Health

Health jokes

Me explaining to the school nurse that ice can't cure everything.

Nurse: hOW DaRe yOu OpPosE mE mORtAl!

*in the hospital*

Paralyzed kid: I'm out!

*walks out the room*

Blind kid: You can walk?!

Mute kid: You can see?!

Deaf kid: You can talk?!

Doctor: Wut the f**k?

Chuck Norris doesn't need to be vaccinated.
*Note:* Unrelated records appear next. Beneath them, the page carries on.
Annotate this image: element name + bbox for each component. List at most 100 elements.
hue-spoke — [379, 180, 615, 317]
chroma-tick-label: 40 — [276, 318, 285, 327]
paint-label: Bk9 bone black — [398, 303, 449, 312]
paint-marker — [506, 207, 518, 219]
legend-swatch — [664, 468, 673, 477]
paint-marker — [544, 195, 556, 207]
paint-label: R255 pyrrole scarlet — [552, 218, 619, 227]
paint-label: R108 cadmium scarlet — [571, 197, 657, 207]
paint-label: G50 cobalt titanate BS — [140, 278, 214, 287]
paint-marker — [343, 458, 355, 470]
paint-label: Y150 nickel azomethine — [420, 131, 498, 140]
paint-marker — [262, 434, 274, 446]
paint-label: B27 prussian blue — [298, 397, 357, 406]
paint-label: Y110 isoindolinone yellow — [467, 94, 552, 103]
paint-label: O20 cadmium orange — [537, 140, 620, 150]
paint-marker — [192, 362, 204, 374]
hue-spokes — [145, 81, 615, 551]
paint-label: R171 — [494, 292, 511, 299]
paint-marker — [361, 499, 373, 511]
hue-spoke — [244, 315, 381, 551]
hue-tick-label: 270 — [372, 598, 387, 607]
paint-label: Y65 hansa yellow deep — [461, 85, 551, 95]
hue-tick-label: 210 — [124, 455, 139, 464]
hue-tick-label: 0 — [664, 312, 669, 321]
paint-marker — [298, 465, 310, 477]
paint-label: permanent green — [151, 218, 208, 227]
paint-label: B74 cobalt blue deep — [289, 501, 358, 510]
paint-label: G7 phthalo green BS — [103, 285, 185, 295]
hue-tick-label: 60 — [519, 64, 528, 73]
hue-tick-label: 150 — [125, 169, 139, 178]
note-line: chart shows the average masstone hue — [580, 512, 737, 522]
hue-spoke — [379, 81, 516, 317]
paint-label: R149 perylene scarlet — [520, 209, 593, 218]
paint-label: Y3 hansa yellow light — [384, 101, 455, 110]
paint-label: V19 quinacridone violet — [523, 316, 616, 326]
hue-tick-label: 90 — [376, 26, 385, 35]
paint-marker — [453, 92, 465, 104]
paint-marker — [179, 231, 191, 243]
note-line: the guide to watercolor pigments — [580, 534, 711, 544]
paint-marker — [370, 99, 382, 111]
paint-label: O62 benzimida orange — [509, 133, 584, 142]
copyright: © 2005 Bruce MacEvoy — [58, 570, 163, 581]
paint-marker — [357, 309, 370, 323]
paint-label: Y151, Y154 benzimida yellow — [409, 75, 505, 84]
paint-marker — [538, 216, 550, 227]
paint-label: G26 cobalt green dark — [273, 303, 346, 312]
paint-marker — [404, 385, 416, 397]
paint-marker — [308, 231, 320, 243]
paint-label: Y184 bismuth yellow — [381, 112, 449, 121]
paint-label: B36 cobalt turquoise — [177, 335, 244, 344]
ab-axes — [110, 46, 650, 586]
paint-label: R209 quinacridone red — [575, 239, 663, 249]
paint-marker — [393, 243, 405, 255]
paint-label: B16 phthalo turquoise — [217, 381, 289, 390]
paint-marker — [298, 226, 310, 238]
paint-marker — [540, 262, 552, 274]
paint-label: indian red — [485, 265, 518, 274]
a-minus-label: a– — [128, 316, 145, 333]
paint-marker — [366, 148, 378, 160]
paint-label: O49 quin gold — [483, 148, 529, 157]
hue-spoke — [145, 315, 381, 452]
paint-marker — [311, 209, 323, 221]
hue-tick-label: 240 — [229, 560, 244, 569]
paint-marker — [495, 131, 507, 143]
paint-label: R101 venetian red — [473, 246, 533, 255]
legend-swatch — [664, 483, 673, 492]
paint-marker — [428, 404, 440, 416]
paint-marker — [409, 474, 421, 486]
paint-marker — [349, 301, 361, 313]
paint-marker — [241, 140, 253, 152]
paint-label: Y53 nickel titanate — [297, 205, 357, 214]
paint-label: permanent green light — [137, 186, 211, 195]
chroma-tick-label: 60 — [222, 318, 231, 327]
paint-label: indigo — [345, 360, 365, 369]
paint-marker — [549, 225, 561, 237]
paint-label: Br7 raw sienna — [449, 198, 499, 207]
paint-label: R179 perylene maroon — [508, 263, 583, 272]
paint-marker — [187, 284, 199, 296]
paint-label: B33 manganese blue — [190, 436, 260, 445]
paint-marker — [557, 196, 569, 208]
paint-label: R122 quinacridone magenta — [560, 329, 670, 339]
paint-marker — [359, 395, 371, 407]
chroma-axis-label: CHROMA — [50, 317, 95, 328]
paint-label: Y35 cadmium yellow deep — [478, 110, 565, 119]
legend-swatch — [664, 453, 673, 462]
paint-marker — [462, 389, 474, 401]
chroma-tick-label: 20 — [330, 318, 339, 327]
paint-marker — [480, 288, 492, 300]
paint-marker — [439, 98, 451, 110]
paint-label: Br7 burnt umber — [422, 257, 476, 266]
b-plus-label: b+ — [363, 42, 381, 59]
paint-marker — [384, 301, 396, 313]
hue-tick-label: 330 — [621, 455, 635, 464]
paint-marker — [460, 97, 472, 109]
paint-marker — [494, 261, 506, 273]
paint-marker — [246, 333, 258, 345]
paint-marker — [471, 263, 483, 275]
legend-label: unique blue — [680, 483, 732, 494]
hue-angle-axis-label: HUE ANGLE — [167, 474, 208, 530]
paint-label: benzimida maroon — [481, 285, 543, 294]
Vaccines need to be Chuck Norrised.

Ahem... if somebody you don't like, or somebody random just calls you in general,

answer the phone with this:

"Hello, thank you for choosing Mama's Pizzeria/Abortion Clinic, your loss is our sauce, how may I help you?"

or

"Hello, this is David's Orphanage, you make them, we take them, how may I help you?"

Some people's reactions are priceless, and then they wonder about your mental health.

Q: What do you say to a kid who threatens to beat you up?

A: We can always rearrange your liver 😏

Why did the autistic kid walk across a busy road?

He was chasing his mind and got hit by a car.

Sometimes I look at someone I hate and think, "I hope you get laid tonight."

By a tweaker with AIDS.

I never liked unnatural adult stars with implants and face surgeries because they look photoshopped, and they always need a ton of lube to get into due to how plastic they are.